Five Star Food Service will reduce its 321 routes down to around 270. The company has also become more efficient by equipping its fleet with GPS systems so dispatchers know where every trucks is supposed to be and at what time the customers are supposed to be serviced. “If the driver hasn’t been there, we can see where he is and find out why he hasn’t been there,” Wood says.
By December, Five Star Food Service will have installed electronic logging devices (ELD) in its entire fleet, as required by the U.S. Department of Transportation. However, due to a short-haul exemption, only one-third of Five Star’s fleet will be required to begin logging by the December 2017 enforcement date set by the DOTs new ELD rule.
Five Star Food Service’s micro-markets are upscale convenience stores placed in office buildings, manufacturing plants or any enclosed work environment. The company stocks the markets with fresh salads, fruits and sandwiches, and consumers scan the items at a self-service kiosk to pay. “It looks better than vending machines and triples the product variety we can have in there,” Director of Marketing C.J. Recher says.
With traditional vending machines, the company can offer only 45 products, but with a micro-market it can expand that to 300 products. The self-service kiosk does not jam and consumers don’t have to wait in line. “It creates a workplace destination,” Wood says. “It brings folks in rather than this dark empty space one thinks of with vending. It’s certainly more aesthetically pleasing and the micro-markets have driven our focus to be more of a retail-focused type of company.”
The company hit 534 micro-market locations in August and adds about 100 new locations each year. “We don’t see this slowing down too much,” Wood notes. “The demand is there and human resources is seeing their employees look for that.

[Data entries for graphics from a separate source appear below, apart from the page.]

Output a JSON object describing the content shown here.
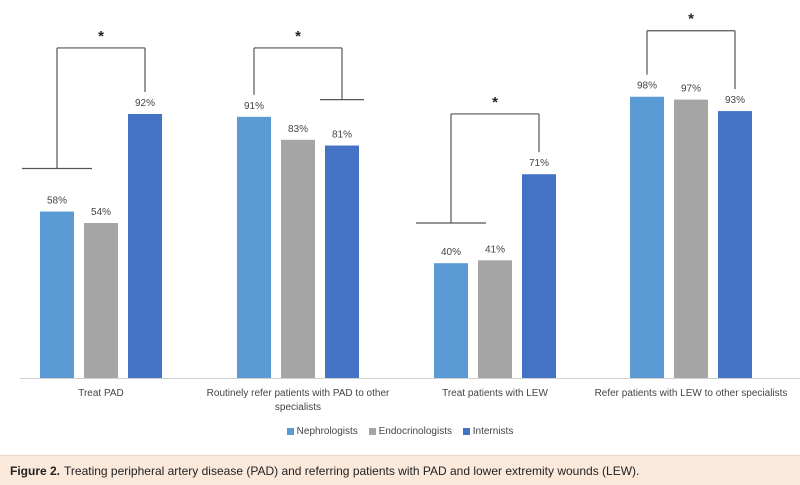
{
  "chart_data": {
    "type": "bar",
    "categories": [
      [
        "Treat PAD"
      ],
      [
        "Routinely refer patients with PAD to other",
        "specialists"
      ],
      [
        "Treat patients with LEW"
      ],
      [
        "Refer patients with LEW to other specialists"
      ]
    ],
    "series": [
      {
        "name": "Nephrologists",
        "color": "#5b9bd5",
        "values": [
          58,
          91,
          40,
          98
        ],
        "labels": [
          "58%",
          "91%",
          "40%",
          "98%"
        ]
      },
      {
        "name": "Endocrinologists",
        "color": "#a5a5a5",
        "values": [
          54,
          83,
          41,
          97
        ],
        "labels": [
          "54%",
          "83%",
          "41%",
          "97%"
        ]
      },
      {
        "name": "Internists",
        "color": "#4472c4",
        "values": [
          92,
          81,
          71,
          93
        ],
        "labels": [
          "92%",
          "81%",
          "71%",
          "93%"
        ]
      }
    ],
    "significance": [
      "*",
      "*",
      "*",
      "*"
    ],
    "ylim": [
      0,
      100
    ]
  },
  "legend": {
    "items": [
      {
        "label": "Nephrologists",
        "color": "#5b9bd5"
      },
      {
        "label": "Endocrinologists",
        "color": "#a5a5a5"
      },
      {
        "label": "Internists",
        "color": "#4472c4"
      }
    ]
  },
  "caption": {
    "label": "Figure 2.",
    "text": "Treating peripheral artery disease (PAD) and referring patients with PAD and lower extremity wounds (LEW)."
  }
}
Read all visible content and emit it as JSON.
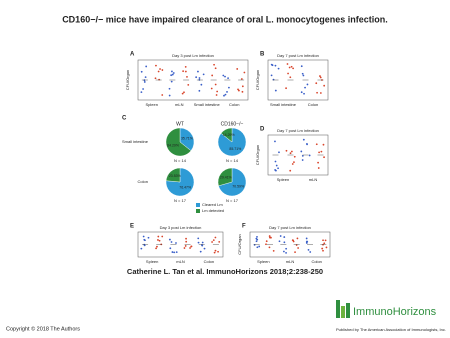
{
  "title": "CD160−/− mice have impaired clearance of oral L. monocytogenes infection.",
  "figure": {
    "panel_a": {
      "letter": "A",
      "title": "Day 3 post Lm infection",
      "ylabel": "CFU/Organ",
      "groups": [
        "Spleen",
        "mLN",
        "Small intestine",
        "Colon"
      ]
    },
    "panel_b": {
      "letter": "B",
      "title": "Day 7 post Lm infection",
      "ylabel": "CFU/Organ",
      "groups": [
        "Small intestine",
        "Colon"
      ]
    },
    "panel_c": {
      "letter": "C",
      "columns": [
        "WT",
        "CD160−/−"
      ],
      "rows": [
        "Small intestine",
        "Colon"
      ],
      "n": [
        "N = 14",
        "N = 17"
      ],
      "legend": [
        "Cleared Lm",
        "Lm detected"
      ],
      "pies": [
        {
          "values": [
            35.71,
            64.29
          ],
          "value_labels": [
            "35.71%",
            "64.29%"
          ]
        },
        {
          "values": [
            85.71,
            14.29
          ],
          "value_labels": [
            "85.71%",
            "14.29%"
          ]
        },
        {
          "values": [
            76.47,
            23.53
          ],
          "value_labels": [
            "76.47%",
            "23.53%"
          ]
        },
        {
          "values": [
            70.59,
            29.41
          ],
          "value_labels": [
            "70.59%",
            "29.41%"
          ]
        }
      ]
    },
    "panel_d": {
      "letter": "D",
      "title": "Day 7 post Lm infection",
      "ylabel": "CFU/Organ",
      "groups": [
        "Spleen",
        "mLN"
      ]
    },
    "panel_e": {
      "letter": "E",
      "title": "Day 3 post Lm infection",
      "groups": [
        "Spleen",
        "mLN",
        "Colon"
      ]
    },
    "panel_f": {
      "letter": "F",
      "title": "Day 7 post Lm infection",
      "ylabel": "CFU/Organ",
      "groups": [
        "Spleen",
        "mLN",
        "Colon"
      ]
    }
  },
  "citation": "Catherine L. Tan et al. ImmunoHorizons 2018;2:238-250",
  "copyright": "Copyright © 2018 The Authors",
  "logo": {
    "name": "ImmunoHorizons",
    "publisher": "Published by The American Association of Immunologists, Inc."
  }
}
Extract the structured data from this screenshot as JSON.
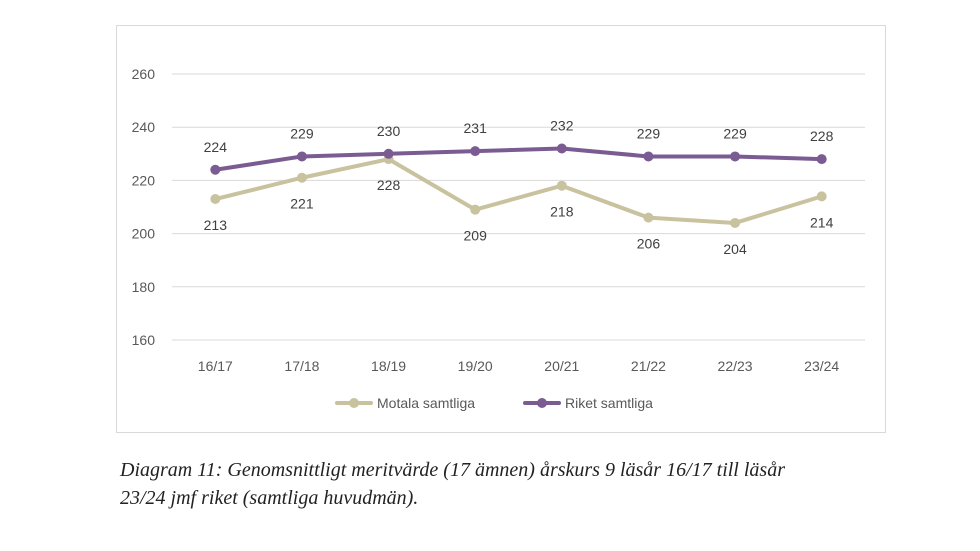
{
  "chart_data": {
    "type": "line",
    "title": "",
    "xlabel": "",
    "ylabel": "",
    "categories": [
      "16/17",
      "17/18",
      "18/19",
      "19/20",
      "20/21",
      "21/22",
      "22/23",
      "23/24"
    ],
    "yticks": [
      160,
      180,
      200,
      220,
      240,
      260
    ],
    "ylim": [
      160,
      260
    ],
    "grid": true,
    "legend_position": "bottom",
    "series": [
      {
        "name": "Motala samtliga",
        "color": "#c9c29f",
        "values": [
          213,
          221,
          228,
          209,
          218,
          206,
          204,
          214
        ],
        "data_labels": [
          "213",
          "221",
          "228",
          "209",
          "218",
          "206",
          "204",
          "214"
        ],
        "label_placement": "below"
      },
      {
        "name": "Riket samtliga",
        "color": "#7a5c93",
        "values": [
          224,
          229,
          230,
          231,
          232,
          229,
          229,
          228
        ],
        "data_labels": [
          "224",
          "229",
          "230",
          "231",
          "232",
          "229",
          "229",
          "228"
        ],
        "label_placement": "above"
      }
    ]
  },
  "caption": {
    "line1": "Diagram 11: Genomsnittligt meritvärde (17 ämnen) årskurs 9 läsår 16/17 till läsår",
    "line2": "23/24 jmf riket (samtliga huvudmän)."
  }
}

Vending will always have a spot, but we position this as more of an employee benefit than anything else. That’s the way HR views it and helps with employee retention.”
Moving forward, micro-markets will continue to be a major focus and significant growth engine for the company. “We are bound to the Southeast as a Canteen franchise, but there are plenty of opportunities to grow,” Wood says. “Nashville is booming and we do well in that space. Tennessee is investing heavily in new companies and we want to be there when they make the initial investment. We have been successful with several companies coming into the Tennessee area.”